Unlike most Christian teachings of the late 1800s, which emphasized fire and brimstone, Alden's teachings more closely reflected the religious teachings contemporary to the 1970s and early 1980s, the time period in which the television series was originally broadcast. However, Alden does deliver fiery sermons on occasion, as he did once (off-screen) in the episode "Fred" after he is butted by a goat while working at the church; he also gets angry and physical with a trouble-making family in "The Bully Boys."
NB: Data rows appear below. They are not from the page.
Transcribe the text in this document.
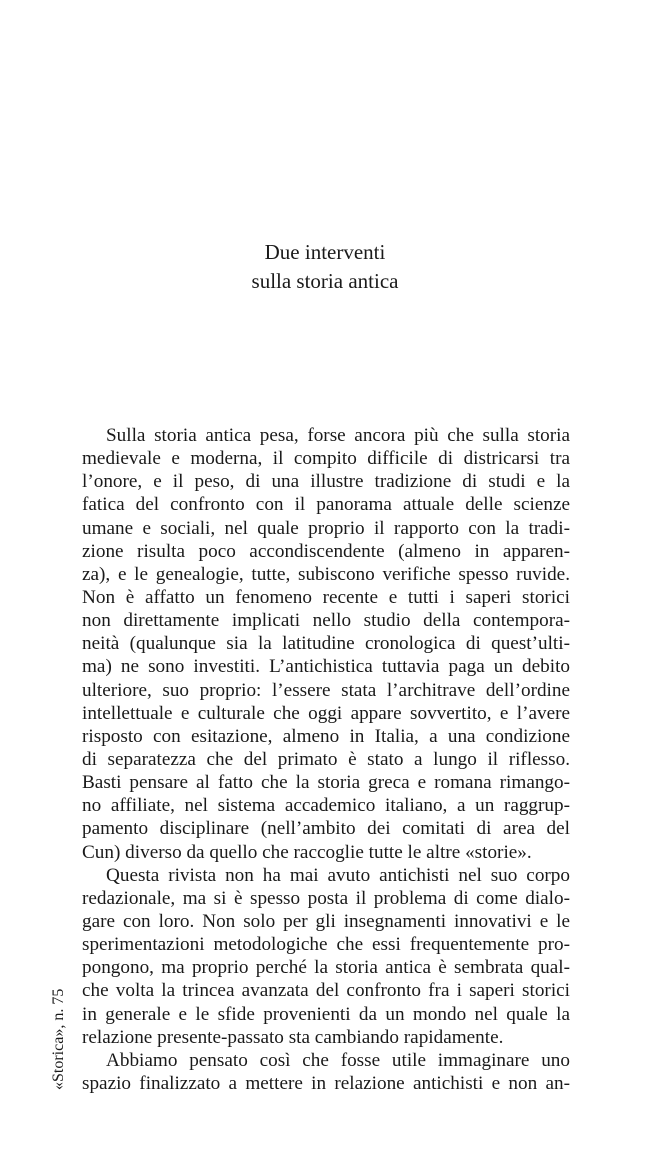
Due interventi
sulla storia antica
Sulla storia antica pesa, forse ancora più che sulla storia
medievale e moderna, il compito difficile di districarsi tra
l’onore, e il peso, di una illustre tradizione di studi e la
fatica del confronto con il panorama attuale delle scienze
umane e sociali, nel quale proprio il rapporto con la tradi-
zione risulta poco accondiscendente (almeno in apparen-
za), e le genealogie, tutte, subiscono verifiche spesso ruvide.
Non è affatto un fenomeno recente e tutti i saperi storici
non direttamente implicati nello studio della contempora-
neità (qualunque sia la latitudine cronologica di quest’ulti-
ma) ne sono investiti. L’antichistica tuttavia paga un debito
ulteriore, suo proprio: l’essere stata l’architrave dell’ordine
intellettuale e culturale che oggi appare sovvertito, e l’avere
risposto con esitazione, almeno in Italia, a una condizione
di separatezza che del primato è stato a lungo il riflesso.
Basti pensare al fatto che la storia greca e romana rimango-
no affiliate, nel sistema accademico italiano, a un raggrup-
pamento disciplinare (nell’ambito dei comitati di area del
Cun) diverso da quello che raccoglie tutte le altre «storie».
Questa rivista non ha mai avuto antichisti nel suo corpo
redazionale, ma si è spesso posta il problema di come dialo-
gare con loro. Non solo per gli insegnamenti innovativi e le
sperimentazioni metodologiche che essi frequentemente pro-
pongono, ma proprio perché la storia antica è sembrata qual-
che volta la trincea avanzata del confronto fra i saperi storici
in generale e le sfide provenienti da un mondo nel quale la
relazione presente-passato sta cambiando rapidamente.
Abbiamo pensato così che fosse utile immaginare uno
spazio finalizzato a mettere in relazione antichisti e non an-
«Storica», n. 75
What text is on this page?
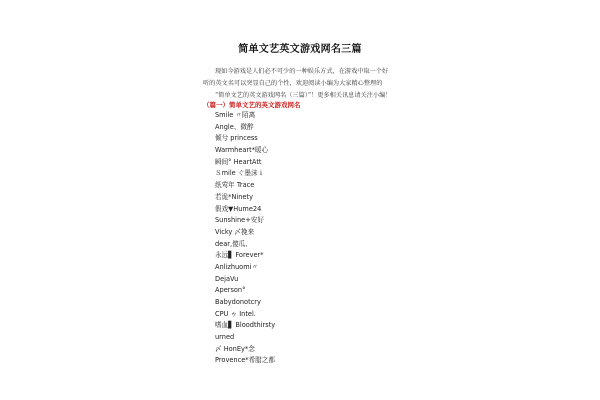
简单文艺英文游戏网名三篇

现如今游戏是人们必不可少的一种娱乐方式，在游戏中取一个好

听的英文名可以突显自己的个性，欢迎阅读小编为大家精心整理的

“简单文艺的英文游戏网名（三篇）”！更多相关讯息请关注小编！

（篇一）简单文艺的英文游戏网名
Smile 〃陌离
Angle、微醉
倾兮 princess
Warmheart*暖心
瞬间° HeartAtt
Ｓmile ぐ墨沫ｉ
纸莺年 Trace
若诡*Ninety
假戏▼Hume24
Sunshine+安好
Vicky 〆挽来
dear,傻瓜、
永远▋ Forever*
Anlizhuomi〃
DejaVu
Aperson°
Babydonotcry
CPU ゥ Intel.
嗜血▋ Bloodthirsty
urned
〆 HonEy*念
Provence*希腊之都
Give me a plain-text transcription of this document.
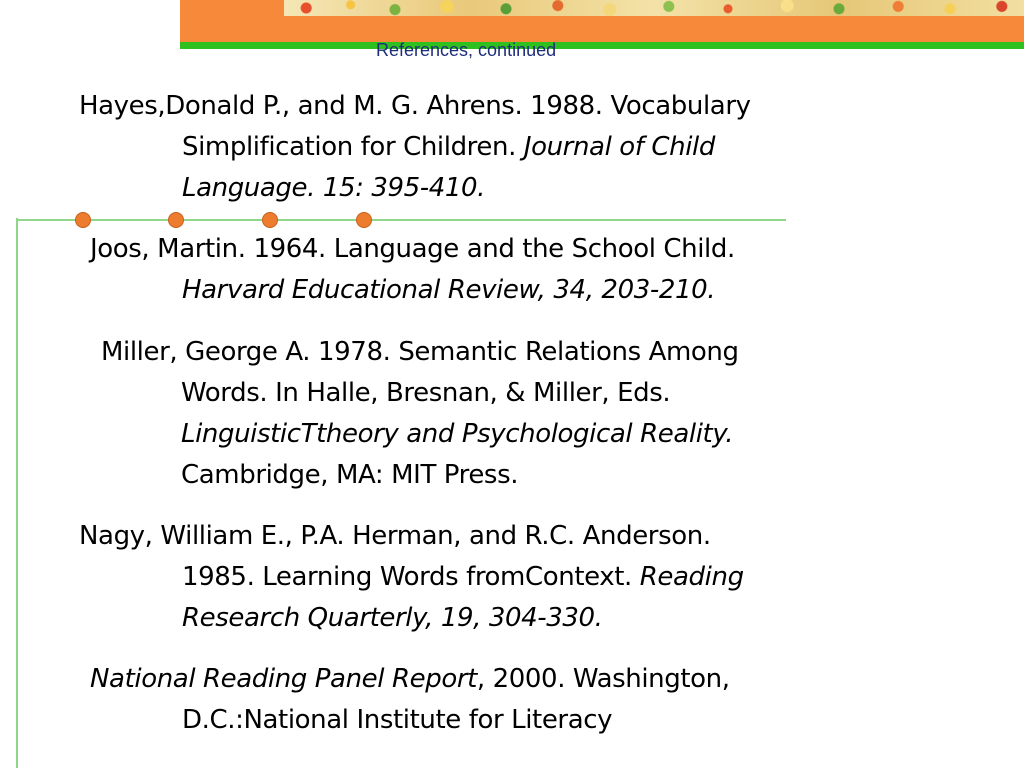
References, continued
Hayes,Donald P., and M. G. Ahrens. 1988. Vocabulary
Simplification for Children. Journal of Child
Language. 15: 395-410.
Joos, Martin. 1964. Language and the School Child.
Harvard Educational Review, 34, 203-210.
Miller, George A. 1978. Semantic Relations Among
Words. In Halle, Bresnan, & Miller, Eds.
LinguisticTtheory and Psychological Reality.
Cambridge, MA: MIT Press.
Nagy, William E., P.A. Herman, and R.C. Anderson.
1985. Learning Words fromContext. Reading
Research Quarterly, 19, 304-330.
National Reading Panel Report, 2000. Washington,
D.C.:National Institute for Literacy
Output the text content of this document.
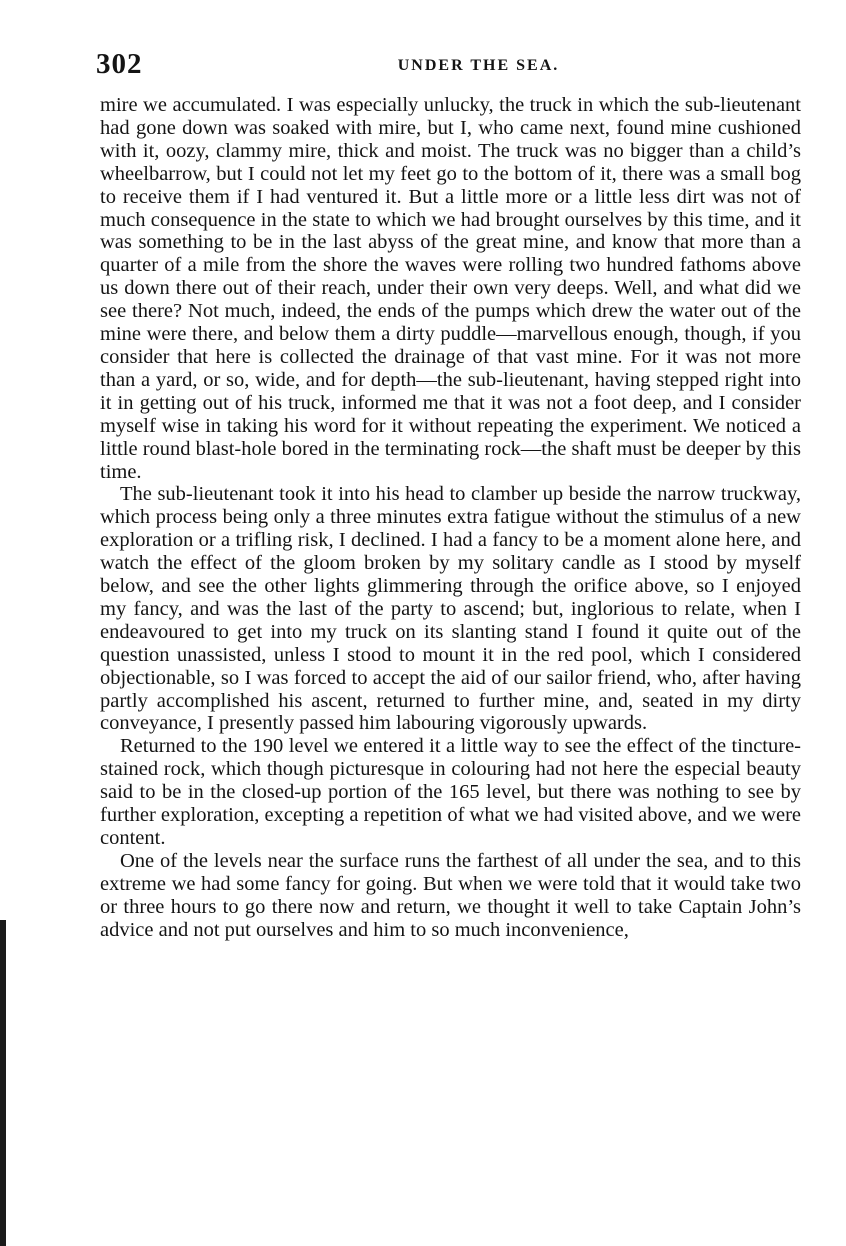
302	UNDER THE SEA.

mire we accumulated. I was especially unlucky, the truck in which the sub-lieutenant had gone down was soaked with mire, but I, who came next, found mine cushioned with it, oozy, clammy mire, thick and moist. The truck was no bigger than a child’s wheelbarrow, but I could not let my feet go to the bottom of it, there was a small bog to receive them if I had ventured it. But a little more or a little less dirt was not of much consequence in the state to which we had brought ourselves by this time, and it was something to be in the last abyss of the great mine, and know that more than a quarter of a mile from the shore the waves were rolling two hundred fathoms above us down there out of their reach, under their own very deeps. Well, and what did we see there? Not much, indeed, the ends of the pumps which drew the water out of the mine were there, and below them a dirty puddle—marvellous enough, though, if you consider that here is collected the drainage of that vast mine. For it was not more than a yard, or so, wide, and for depth—the sub-lieutenant, having stepped right into it in getting out of his truck, informed me that it was not a foot deep, and I consider myself wise in taking his word for it without repeating the experiment. We noticed a little round blast-hole bored in the terminating rock—the shaft must be deeper by this time.

The sub-lieutenant took it into his head to clamber up beside the narrow truckway, which process being only a three minutes extra fatigue without the stimulus of a new exploration or a trifling risk, I declined. I had a fancy to be a moment alone here, and watch the effect of the gloom broken by my solitary candle as I stood by myself below, and see the other lights glimmering through the orifice above, so I enjoyed my fancy, and was the last of the party to ascend; but, inglorious to relate, when I endeavoured to get into my truck on its slanting stand I found it quite out of the question unassisted, unless I stood to mount it in the red pool, which I considered objectionable, so I was forced to accept the aid of our sailor friend, who, after having partly accomplished his ascent, returned to further mine, and, seated in my dirty conveyance, I presently passed him labouring vigorously upwards.

Returned to the 190 level we entered it a little way to see the effect of the tincture-stained rock, which though picturesque in colouring had not here the especial beauty said to be in the closed-up portion of the 165 level, but there was nothing to see by further exploration, excepting a repetition of what we had visited above, and we were content.

One of the levels near the surface runs the farthest of all under the sea, and to this extreme we had some fancy for going. But when we were told that it would take two or three hours to go there now and return, we thought it well to take Captain John’s advice and not put ourselves and him to so much inconvenience,
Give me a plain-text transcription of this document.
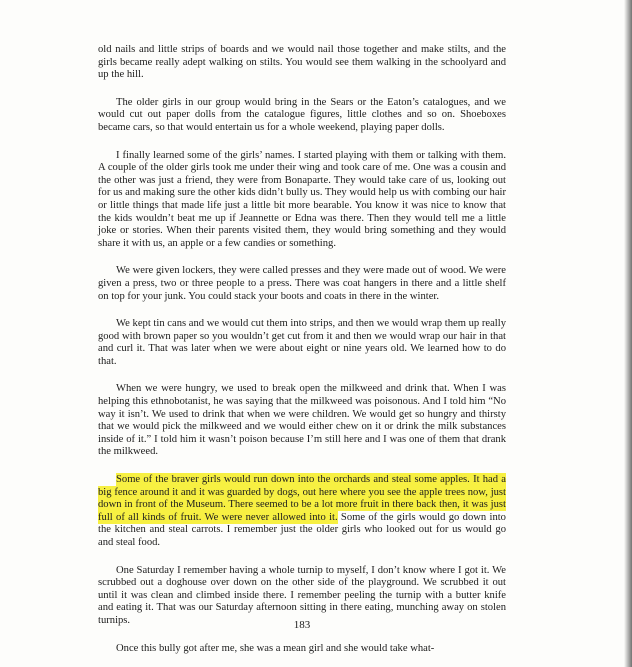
old nails and little strips of boards and we would nail those together and make stilts, and the girls became really adept walking on stilts. You would see them walking in the schoolyard and up the hill.

The older girls in our group would bring in the Sears or the Eaton’s catalogues, and we would cut out paper dolls from the catalogue figures, little clothes and so on. Shoeboxes became cars, so that would entertain us for a whole weekend, playing paper dolls.

I finally learned some of the girls’ names. I started playing with them or talking with them. A couple of the older girls took me under their wing and took care of me. One was a cousin and the other was just a friend, they were from Bonaparte. They would take care of us, looking out for us and making sure the other kids didn’t bully us. They would help us with combing our hair or little things that made life just a little bit more bearable. You know it was nice to know that the kids wouldn’t beat me up if Jeannette or Edna was there. Then they would tell me a little joke or stories. When their parents visited them, they would bring something and they would share it with us, an apple or a few candies or something.

We were given lockers, they were called presses and they were made out of wood. We were given a press, two or three people to a press. There was coat hangers in there and a little shelf on top for your junk. You could stack your boots and coats in there in the winter.

We kept tin cans and we would cut them into strips, and then we would wrap them up really good with brown paper so you wouldn’t get cut from it and then we would wrap our hair in that and curl it. That was later when we were about eight or nine years old. We learned how to do that.

When we were hungry, we used to break open the milkweed and drink that. When I was helping this ethnobotanist, he was saying that the milkweed was poisonous. And I told him “No way it isn’t. We used to drink that when we were children. We would get so hungry and thirsty that we would pick the milkweed and we would either chew on it or drink the milk substances inside of it.” I told him it wasn’t poison because I’m still here and I was one of them that drank the milkweed.

Some of the braver girls would run down into the orchards and steal some apples. It had a big fence around it and it was guarded by dogs, out here where you see the apple trees now, just down in front of the Museum. There seemed to be a lot more fruit in there back then, it was just full of all kinds of fruit. We were never allowed into it. Some of the girls would go down into the kitchen and steal carrots. I remember just the older girls who looked out for us would go and steal food.

One Saturday I remember having a whole turnip to myself, I don’t know where I got it. We scrubbed out a doghouse over down on the other side of the playground. We scrubbed it out until it was clean and climbed inside there. I remember peeling the turnip with a butter knife and eating it. That was our Saturday afternoon sitting in there eating, munching away on stolen turnips.

Once this bully got after me, she was a mean girl and she would take what-

183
Reverend Alden tends to be stubborn and has an ample sense of pride. The latter instance is shown in the episode "The Faith Healer," where a charismatic man claiming to have healing powers woos most of his congregation, deeply upsetting him and (temporarily) alienating Charles Ingalls when he tried to console him. When the faith healer is exposed as a fraud and the congregation returns, instead of a stern reprimand, Alden apologizes for his own stubbornness and pride.

Reverend Alden's tense relationship with Mrs. Oleson is most evident in the episode "The Preacher Takes a Wife," when Mrs. Oleson spreads scandalous gossip around town about his relationship with church parishioner Anna Craig, and later tries to contact the church synod, but when they are accepting, she is forced to relent. Anna's fate is left unclear, although she is referred to in a later episode.

In storyline terms, little was known about Alden's background until late in Season 8, when his past is finally revealed in "A Promise to Keep." In that episode, after Isaiah Edwards has lost his family due to a relapse into alcoholism, Edwards goes into the church to pray and ask for God's guidance. Alden enters the church, overhears Edwards, and eventually comforts him, revealing that he was a farmer who had his own struggles with alcohol after his entire family had died due to an illness.

Alden continued his ministries until the series' finale, "Little House: The Last Farewell," where the townspeople make a final stand against land baron Nathan Lassiter, after he was proven to hold deed to the land where Walnut Grove was located. When the townspeople blow up the town's buildings, leaving only the church and school building remaining, Lassiter realizes he'll have to rebuild everything. Leaders of other settlements say that they, too, will blow up their buildings to discourage his plans, When Lassiter walks off in defeat, Alden loudly proclaims, "Did you hear? Walnut Grove did not die in vain!"